Mon, Jan 24, 2022 to
Fri, Jan 28, 2022    

Event Type

Purpose and Scope

Mercury is a complex system of interconnected parts: its magnetosphere, exosphere, and surface. How this system responds to its interplanetary (solar and dust) environment is equally complex. Numerous models have been developed to understand how solar wind particles and micrometeorites interact with Mercury’s magnetosphere and surface to modify the surface spectral, mineral, and chemical properties and to produce the planet’s exosphere. However, the reliability of these models hinges on how accurately we understand the underlying physical processes responsible for the observed properties.

The scientific questions that this workshop aims to enable researchers to address more reliably grow out of what we have learned from the MESSENGER mission and expect from the BepiColombo observations. Some of these questions include:

1. How do the surface composition, mineralogy, and physical conditions affect the surface release processes and particle environment?

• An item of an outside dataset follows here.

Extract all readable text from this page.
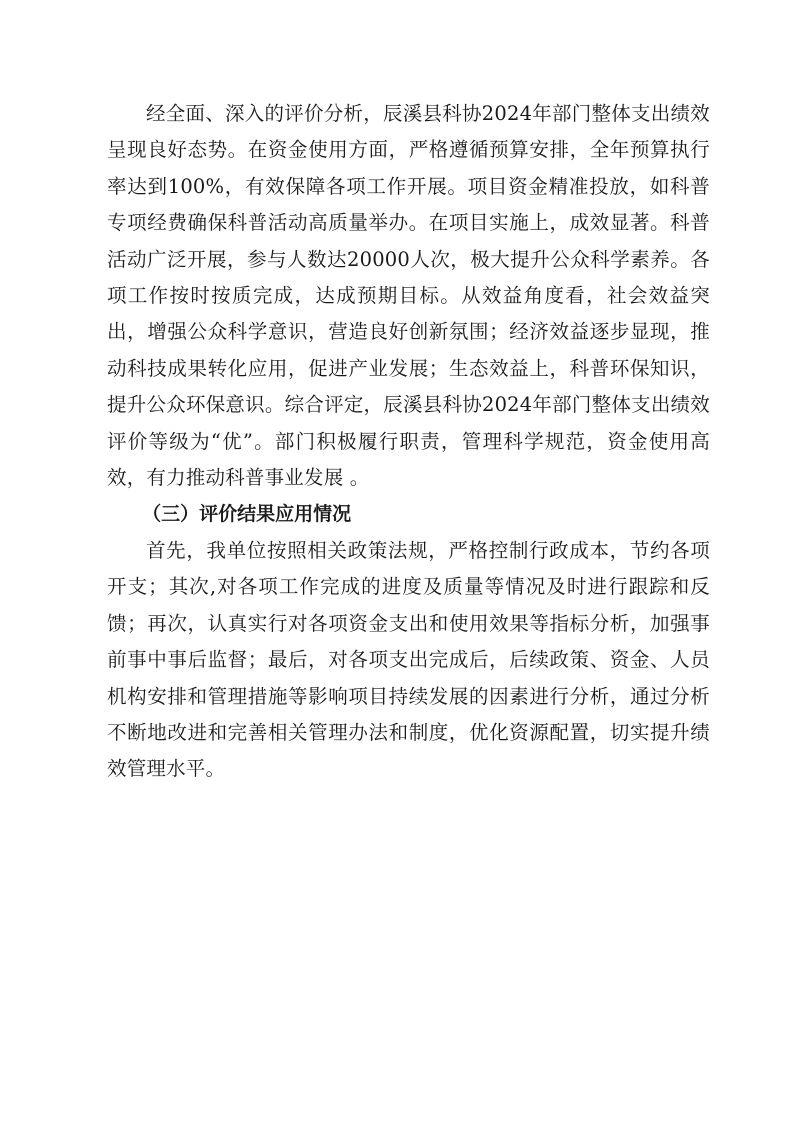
经全面、深入的评价分析，辰溪县科协2024年部门整体支出绩效呈现良好态势。在资金使用方面，严格遵循预算安排，全年预算执行率达到100%，有效保障各项工作开展。项目资金精准投放，如科普专项经费确保科普活动高质量举办。在项目实施上，成效显著。科普活动广泛开展，参与人数达20000人次，极大提升公众科学素养。各项工作按时按质完成，达成预期目标。从效益角度看，社会效益突出，增强公众科学意识，营造良好创新氛围；经济效益逐步显现，推动科技成果转化应用，促进产业发展；生态效益上，科普环保知识，提升公众环保意识。综合评定，辰溪县科协2024年部门整体支出绩效评价等级为“优”。部门积极履行职责，管理科学规范，资金使用高效，有力推动科普事业发展 。

（三）评价结果应用情况

首先，我单位按照相关政策法规，严格控制行政成本，节约各项开支；其次,对各项工作完成的进度及质量等情况及时进行跟踪和反馈；再次，认真实行对各项资金支出和使用效果等指标分析，加强事前事中事后监督；最后，对各项支出完成后，后续政策、资金、人员机构安排和管理措施等影响项目持续发展的因素进行分析，通过分析不断地改进和完善相关管理办法和制度，优化资源配置，切实提升绩效管理水平。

  • What is the regional distribution of the surface mineralogy of the planet?
  • What are the sources and compositions of specific elements, particularly the volatiles, on Mercury?
  • What analog materials does one need to simulate the hermean surface?

2. How does the radiative environment affect the lifetime of volatile and refractory elements on the surface of Mercury?

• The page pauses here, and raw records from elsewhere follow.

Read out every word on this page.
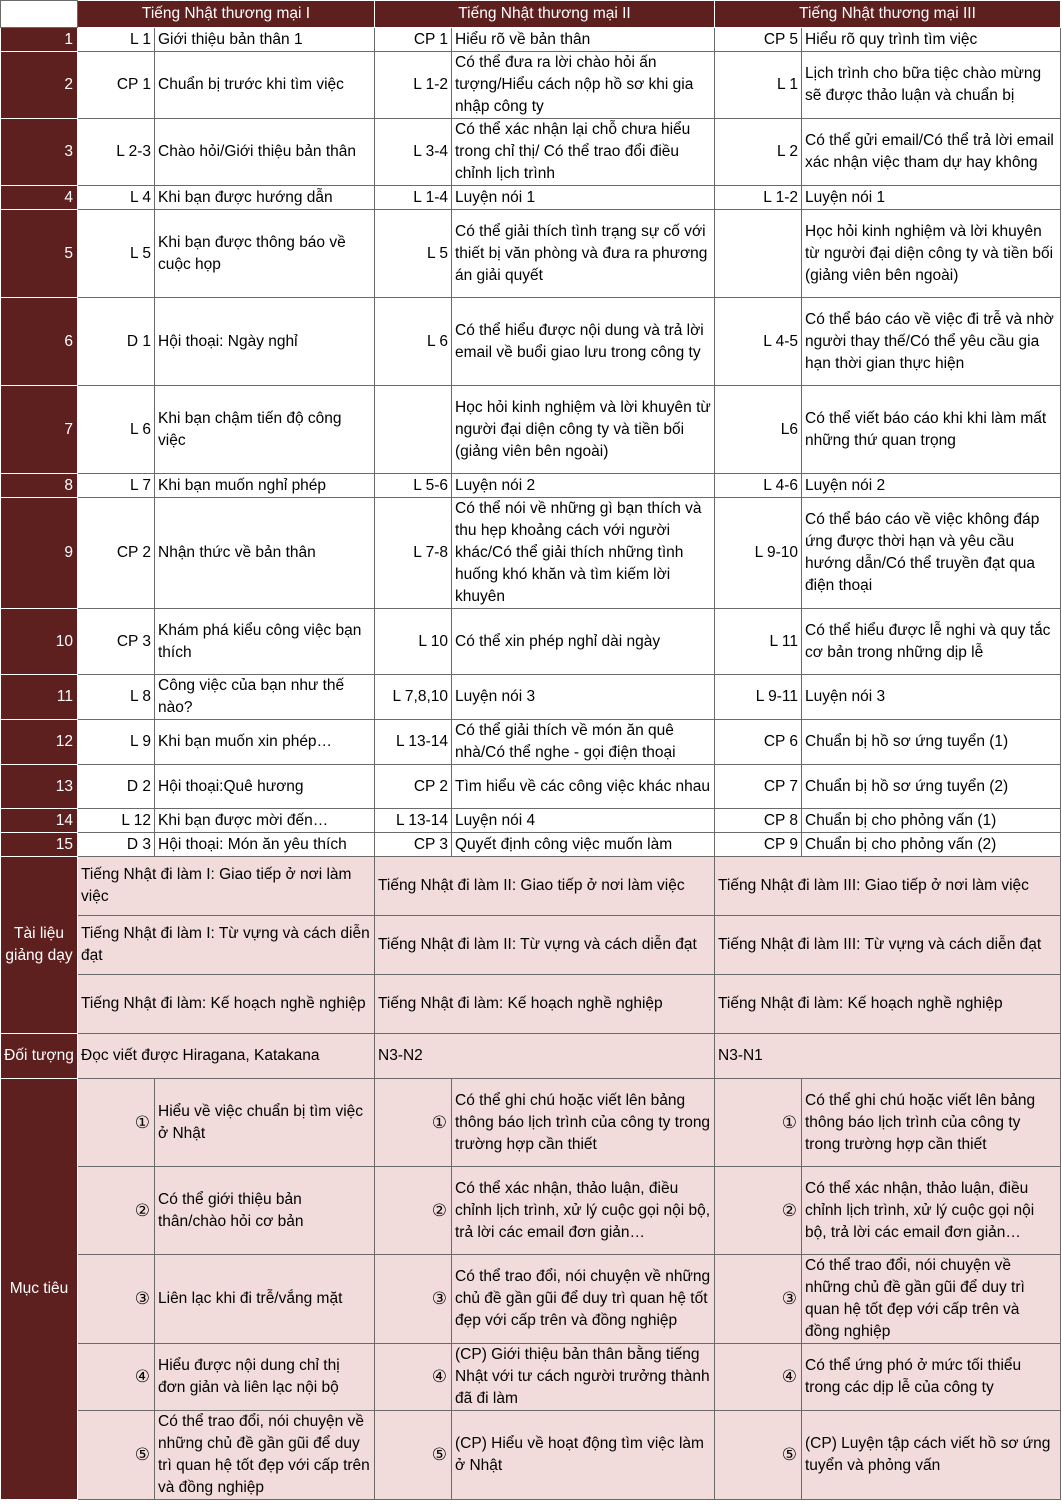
	Tiếng Nhật thương mại I		Tiếng Nhật thương mại II		Tiếng Nhật thương mại III	
1	L 1	Giới thiệu bản thân 1	CP 1	Hiểu rõ về bản thân	CP 5	Hiểu rõ quy trình tìm việc
2	CP 1	Chuẩn bị trước khi tìm việc	L 1-2	Có thể đưa ra lời chào hỏi ấn tượng/Hiểu cách nộp hồ sơ khi gia nhập công ty	L 1	Lịch trình cho bữa tiệc chào mừng sẽ được thảo luận và chuẩn bị
3	L 2-3	Chào hỏi/Giới thiệu bản thân	L 3-4	Có thể xác nhận lại chỗ chưa hiểu trong chỉ thị/ Có thể trao đổi điều chỉnh lịch trình	L 2	Có thể gửi email/Có thể trả lời email xác nhận việc tham dự hay không
4	L 4	Khi bạn được hướng dẫn	L 1-4	Luyện nói 1	L 1-2	Luyện nói 1
5	L 5	Khi bạn được thông báo về cuộc họp	L 5	Có thể giải thích tình trạng sự cố với thiết bị văn phòng và đưa ra phương án giải quyết		Học hỏi kinh nghiệm và lời khuyên từ người đại diện công ty và tiền bối (giảng viên bên ngoài)
6	D 1	Hội thoại: Ngày nghỉ	L 6	Có thể hiểu được nội dung và trả lời email về buổi giao lưu trong công ty	L 4-5	Có thể báo cáo về việc đi trễ và nhờ người thay thế/Có thể yêu cầu gia hạn thời gian thực hiện
7	L 6	Khi bạn chậm tiến độ công việc		Học hỏi kinh nghiệm và lời khuyên từ người đại diện công ty và tiền bối (giảng viên bên ngoài)	L6	Có thể viết báo cáo khi khi làm mất những thứ quan trọng
8	L 7	Khi bạn muốn nghỉ phép	L 5-6	Luyện nói 2	L 4-6	Luyện nói 2
9	CP 2	Nhận thức về bản thân	L 7-8	Có thể nói về những gì bạn thích và thu hẹp khoảng cách với người khác/Có thể giải thích những tình huống khó khăn và tìm kiếm lời khuyên	L 9-10	Có thể báo cáo về việc không đáp ứng được thời hạn và yêu cầu hướng dẫn/Có thể truyền đạt qua điện thoại
10	CP 3	Khám phá kiểu công việc bạn thích	L 10	Có thể xin phép nghỉ dài ngày	L 11	Có thể hiểu được lễ nghi và quy tắc cơ bản trong những dịp lễ
11	L 8	Công việc của bạn như thế nào?	L 7,8,10	Luyện nói 3	L 9-11	Luyện nói 3
12	L 9	Khi bạn muốn xin phép…	L 13-14	Có thể giải thích về món ăn quê nhà/Có thể nghe - gọi điện thoại	CP 6	Chuẩn bị hồ sơ ứng tuyển (1)
13	D 2	Hội thoại:Quê hương	CP 2	Tìm hiểu về các công việc khác nhau	CP 7	Chuẩn bị hồ sơ ứng tuyển (2)
14	L 12	Khi bạn được mời đến…	L 13-14	Luyện nói 4	CP 8	Chuẩn bị cho phỏng vấn (1)
15	D 3	Hội thoại: Món ăn yêu thích	CP 3	Quyết định công việc muốn làm	CP 9	Chuẩn bị cho phỏng vấn (2)
Tài liệu giảng dạy	Tiếng Nhật đi làm I: Giao tiếp ở nơi làm việc		Tiếng Nhật đi làm II: Giao tiếp ở nơi làm việc		Tiếng Nhật đi làm III: Giao tiếp ở nơi làm việc	
	Tiếng Nhật đi làm I: Từ vựng và cách diễn đạt		Tiếng Nhật đi làm II: Từ vựng và cách diễn đạt		Tiếng Nhật đi làm III: Từ vựng và cách diễn đạt	
	Tiếng Nhật đi làm: Kế hoạch nghề nghiệp		Tiếng Nhật đi làm: Kế hoạch nghề nghiệp		Tiếng Nhật đi làm: Kế hoạch nghề nghiệp	
Đối tượng	Đọc viết được Hiragana, Katakana		N3-N2		N3-N1	
Mục tiêu	①	Hiểu về việc chuẩn bị tìm việc ở Nhật	①	Có thể ghi chú hoặc viết lên bảng thông báo lịch trình của công ty trong trường hợp cần thiết	①	Có thể ghi chú hoặc viết lên bảng thông báo lịch trình của công ty trong trường hợp cần thiết
	②	Có thể giới thiệu bản thân/chào hỏi cơ bản	②	Có thể xác nhận, thảo luận, điều chỉnh lịch trình, xử lý cuộc gọi nội bộ, trả lời các email đơn giản…	②	Có thể xác nhận, thảo luận, điều chỉnh lịch trình, xử lý cuộc gọi nội bộ, trả lời các email đơn giản…
	③	Liên lạc khi đi trễ/vắng mặt	③	Có thể trao đổi, nói chuyện về những chủ đề gần gũi để duy trì quan hệ tốt đẹp với cấp trên và đồng nghiệp	③	Có thể trao đổi, nói chuyện về những chủ đề gần gũi để duy trì quan hệ tốt đẹp với cấp trên và đồng nghiệp
	④	Hiểu được nội dung chỉ thị đơn giản và liên lạc nội bộ	④	(CP) Giới thiệu bản thân bằng tiếng Nhật với tư cách người trưởng thành đã đi làm	④	Có thể ứng phó ở mức tối thiểu trong các dịp lễ của công ty
	⑤	Có thể trao đổi, nói chuyện về những chủ đề gần gũi để duy trì quan hệ tốt đẹp với cấp trên và đồng nghiệp	⑤	(CP) Hiểu về hoạt động tìm việc làm ở Nhật	⑤	(CP) Luyện tập cách viết hồ sơ ứng tuyển và phỏng vấn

  • What are the thermal properties across the surface?
  • How do the diurnal variations affect the surface and development of the regolith?
  • What does one need to simulate the hermean radiative environment?

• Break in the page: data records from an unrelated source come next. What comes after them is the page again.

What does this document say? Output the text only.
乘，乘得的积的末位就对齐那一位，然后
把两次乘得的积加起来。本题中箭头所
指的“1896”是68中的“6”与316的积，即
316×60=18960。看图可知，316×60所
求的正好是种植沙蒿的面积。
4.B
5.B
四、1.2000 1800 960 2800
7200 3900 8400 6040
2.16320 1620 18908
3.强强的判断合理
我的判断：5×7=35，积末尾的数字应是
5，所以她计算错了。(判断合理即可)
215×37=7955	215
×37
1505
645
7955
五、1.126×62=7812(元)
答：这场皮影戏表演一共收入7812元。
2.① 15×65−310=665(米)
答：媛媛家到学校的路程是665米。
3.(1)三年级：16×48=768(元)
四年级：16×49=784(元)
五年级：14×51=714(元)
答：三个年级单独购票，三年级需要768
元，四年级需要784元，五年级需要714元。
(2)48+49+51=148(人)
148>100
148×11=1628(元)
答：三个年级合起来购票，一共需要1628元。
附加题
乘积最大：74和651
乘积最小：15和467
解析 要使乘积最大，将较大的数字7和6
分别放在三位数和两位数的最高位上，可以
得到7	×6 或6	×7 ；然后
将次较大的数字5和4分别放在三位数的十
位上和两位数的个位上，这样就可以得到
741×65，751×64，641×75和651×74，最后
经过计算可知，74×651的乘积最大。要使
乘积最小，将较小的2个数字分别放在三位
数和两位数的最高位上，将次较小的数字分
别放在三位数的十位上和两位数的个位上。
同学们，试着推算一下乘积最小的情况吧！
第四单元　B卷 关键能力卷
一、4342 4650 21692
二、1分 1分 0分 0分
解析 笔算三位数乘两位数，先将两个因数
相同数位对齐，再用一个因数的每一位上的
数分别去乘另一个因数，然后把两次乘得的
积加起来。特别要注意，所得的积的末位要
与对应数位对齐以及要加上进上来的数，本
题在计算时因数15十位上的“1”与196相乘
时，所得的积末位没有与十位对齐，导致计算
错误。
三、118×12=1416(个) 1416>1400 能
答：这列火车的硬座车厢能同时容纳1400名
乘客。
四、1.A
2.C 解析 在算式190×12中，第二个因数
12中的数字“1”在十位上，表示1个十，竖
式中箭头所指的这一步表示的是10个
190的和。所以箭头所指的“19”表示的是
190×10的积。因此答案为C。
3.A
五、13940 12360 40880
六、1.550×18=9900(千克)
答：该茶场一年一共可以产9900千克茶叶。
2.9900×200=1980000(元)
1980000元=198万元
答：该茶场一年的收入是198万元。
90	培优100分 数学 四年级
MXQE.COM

3. How do ion impacts modify the surface and feed the particle environment?

  • How do the solar wind and planetary ions gain energy, circulate inside the magnetosphere and eventually interact with Mercury’s surface?
  • What is their spatial distribution across the planet’s surface and how do these fluxes, energies, and spatial distribution vary with time?
  • What does one need to simulate the hermean ion environment?

4. What effects do micrometeoroids impacting the surface have on the exosphere?

  • How does charging of the micrometeoroids affect their interaction with the magnetosphere and ultimate impact distribution across the surface?
  • What does one need to simulate the hermean micrometeorids environment?

This workshop will focus on identifying those physical processes whose uncertainties hinder the field’s ability to reliably model Mercury’s response to the solar and interplanetary environment. In specific, the workshop will discuss those studies in laboratory astrophysics, both experimental and theoretical, that are most critically needed in order to advance our understanding of Mercury’s system.

The goal of this workshop is to produce a series of focused reports to guide the scientific community’s efforts for supporting the analysis of the BepiColombo measurements and observations. It will examine the limitations of current planetary models that allow us to understand what is observed in situ building on the underlying laboratory astrophysics data. Furthermore, it will outline the current status of laboratory astrophysics studies applicable to the above questions and what experimental and theoretical work is needed to fully address these unknowns.